/perfiso_10g

Network Performance Isolation for Data Centres. WIP: stay tuned!

Primary LanguageC

EyeQ: Network Performance Isolation for the Datacenter
======================================================

What it is
----------

EyeQ is a distributed transport layer for your datacenter, which
provides predictable transmit _and_ receive bandwidth guarantees (over
few ms) to VMs/services on a server.

Motivation: Why are we doing this?
----------------------------------

Multi-tenant environments are shared.  Sharing raises concerns about
how performance predictability for CPU, memory, disk and network
bandwidth.

Multi-tenant could mean multiple services like MapReduce / Search /
Storage sharing the same infrastructure (e.g. github, Twitter,
Facebook, etc.), and different customers in the context of a public
cloud (e.g. Amazon AWS, Windows Azure, etc.).
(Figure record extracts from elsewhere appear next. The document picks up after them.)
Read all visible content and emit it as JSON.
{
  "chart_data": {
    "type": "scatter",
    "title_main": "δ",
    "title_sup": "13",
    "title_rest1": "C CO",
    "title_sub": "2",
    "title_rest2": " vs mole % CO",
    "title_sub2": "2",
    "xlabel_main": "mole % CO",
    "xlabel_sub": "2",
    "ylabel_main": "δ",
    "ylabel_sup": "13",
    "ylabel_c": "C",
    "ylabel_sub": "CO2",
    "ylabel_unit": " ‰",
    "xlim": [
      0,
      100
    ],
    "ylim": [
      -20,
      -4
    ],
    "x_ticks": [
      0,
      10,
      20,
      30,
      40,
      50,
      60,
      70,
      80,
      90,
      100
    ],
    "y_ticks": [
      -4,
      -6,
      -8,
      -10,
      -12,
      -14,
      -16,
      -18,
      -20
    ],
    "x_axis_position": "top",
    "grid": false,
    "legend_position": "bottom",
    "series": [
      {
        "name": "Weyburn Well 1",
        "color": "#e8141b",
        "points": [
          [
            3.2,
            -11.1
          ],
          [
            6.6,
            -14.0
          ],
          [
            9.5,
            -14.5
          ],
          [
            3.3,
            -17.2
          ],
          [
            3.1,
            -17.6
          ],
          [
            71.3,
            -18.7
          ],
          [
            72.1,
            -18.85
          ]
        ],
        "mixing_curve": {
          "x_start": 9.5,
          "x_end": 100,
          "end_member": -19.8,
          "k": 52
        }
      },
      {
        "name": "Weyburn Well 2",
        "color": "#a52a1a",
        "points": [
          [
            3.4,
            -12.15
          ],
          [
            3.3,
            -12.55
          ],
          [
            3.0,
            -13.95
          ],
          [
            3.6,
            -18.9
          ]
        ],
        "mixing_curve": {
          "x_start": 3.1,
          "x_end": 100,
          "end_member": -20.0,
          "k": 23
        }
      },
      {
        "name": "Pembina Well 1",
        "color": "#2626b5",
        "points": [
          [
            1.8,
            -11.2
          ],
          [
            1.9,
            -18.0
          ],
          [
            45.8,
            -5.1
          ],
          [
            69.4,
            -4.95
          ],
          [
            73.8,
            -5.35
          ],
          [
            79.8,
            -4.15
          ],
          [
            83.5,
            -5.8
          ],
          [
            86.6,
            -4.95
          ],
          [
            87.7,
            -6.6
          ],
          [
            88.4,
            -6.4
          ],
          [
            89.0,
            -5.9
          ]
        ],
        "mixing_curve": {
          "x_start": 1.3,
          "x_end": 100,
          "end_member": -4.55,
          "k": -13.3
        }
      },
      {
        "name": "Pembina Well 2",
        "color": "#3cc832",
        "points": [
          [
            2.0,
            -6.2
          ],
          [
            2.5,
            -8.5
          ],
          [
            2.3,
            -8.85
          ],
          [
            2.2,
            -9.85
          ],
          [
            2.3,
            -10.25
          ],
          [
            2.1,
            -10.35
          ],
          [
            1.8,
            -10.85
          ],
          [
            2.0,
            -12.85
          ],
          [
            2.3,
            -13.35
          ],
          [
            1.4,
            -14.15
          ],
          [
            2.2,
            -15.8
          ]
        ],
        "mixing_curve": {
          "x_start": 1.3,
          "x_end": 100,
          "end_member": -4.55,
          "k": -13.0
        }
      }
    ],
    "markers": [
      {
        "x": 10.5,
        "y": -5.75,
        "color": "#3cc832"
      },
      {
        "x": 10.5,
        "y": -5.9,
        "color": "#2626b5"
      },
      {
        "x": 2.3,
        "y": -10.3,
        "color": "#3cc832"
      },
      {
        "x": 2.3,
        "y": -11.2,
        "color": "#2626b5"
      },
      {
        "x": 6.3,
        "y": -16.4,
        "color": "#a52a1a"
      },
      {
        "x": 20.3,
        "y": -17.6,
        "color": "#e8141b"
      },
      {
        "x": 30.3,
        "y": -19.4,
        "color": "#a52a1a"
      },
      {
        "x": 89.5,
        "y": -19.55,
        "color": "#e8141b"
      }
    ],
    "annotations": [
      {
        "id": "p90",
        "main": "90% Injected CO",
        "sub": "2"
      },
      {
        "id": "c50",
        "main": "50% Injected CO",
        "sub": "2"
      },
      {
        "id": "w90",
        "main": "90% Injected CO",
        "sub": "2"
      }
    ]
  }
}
It is important that tenants are isolated from each other so that the
network activity of one tenant does not adversely impact other tenants
sharing the same insfrastructure.

More importantly, our goal is to provide each VM of a tenant with a
bandwidth assurance tenants can _understand_.

How it works
------------

EyeQ works end-to-end and uses rate limiters to allocate rates to
flows such that traffic classes meet their guarantees.  These rate
limiters self-program (using congestion control) and adjust their
rates dynamically as flows come and go, so that it doesn't violate
other VM's rate guarantees.

What's special
--------------

EyeQ requires no per-flow or per-tenant CoS queues in the network.
You don't need to touch configuration in 100s of network devices as
you provision new VMs or services.

EyeQ is designed to operate at high speeds (10Gb/s and beyond).  The
core components of EyeQ, the rate limiters and congestion detectors,
are optimised to incur low CPU overhead and low latency at high line
rates.  These rate limiters work with multiqueue network devices and
outperform Linux's rate limiters (htb, tbf, hfsc, etc.).

EyeQ does not place trust on a VM.  It works irrespective of VM's
transport, be it TCP Reno, BIC, CUBIC, etc. or UDP.  You can now
safely allow UDP traffic to operate on your network.

The rate control in EyeQ is responsive to sudden traffic bursts and
converges 50 times faster than TCP (few ms, instead of 100s of ms).

More links
----------

* Paper with full design and evaluation to appear in NSDI 2013
  http://www.stanford.edu/~jvimal/EyeQ-NSDI13.pdf

* Talk/slides at NSDI 2013
  https://www.usenix.org/conference/nsdi13/eyeq-practical-network-performance-isolation-edge

* Early workshop paper at HotCloud 2012
  https://www.usenix.org/system/files/conference/hotcloud12/hotcloud12-final38.pdf

* Talk and slides at HotCloud 2012
  https://www.usenix.org/conference/hotcloud12/eyeq-practical-network-performance-isolation-multi-tenant-cloud


People
------

Stanford University
* Vimalkumar Jeyakumar (or, just Vimal)
  http://www.stanford.edu/~jvimal

* Mohammad Alizadeh
  http://www.stanford.edu/~alizade

* Prof. David Mazieres
  http://www.scs.stanford.edu/~dm

* Prof. Balaji Prabhakar
  http://www.stanford.edu/~balaji

Collaborations: (Windows Azure)
* Changhoon Kim
* Albert Greenberg

Why the name EyeQ?
------------------

No one has asked me this, but this is just for the record. :-) EyeQ
stands for "An Eye for Quality."  Moreover, I just realized that EyeQ
rhymes with IQ which is usually used to denote Input Queued switches.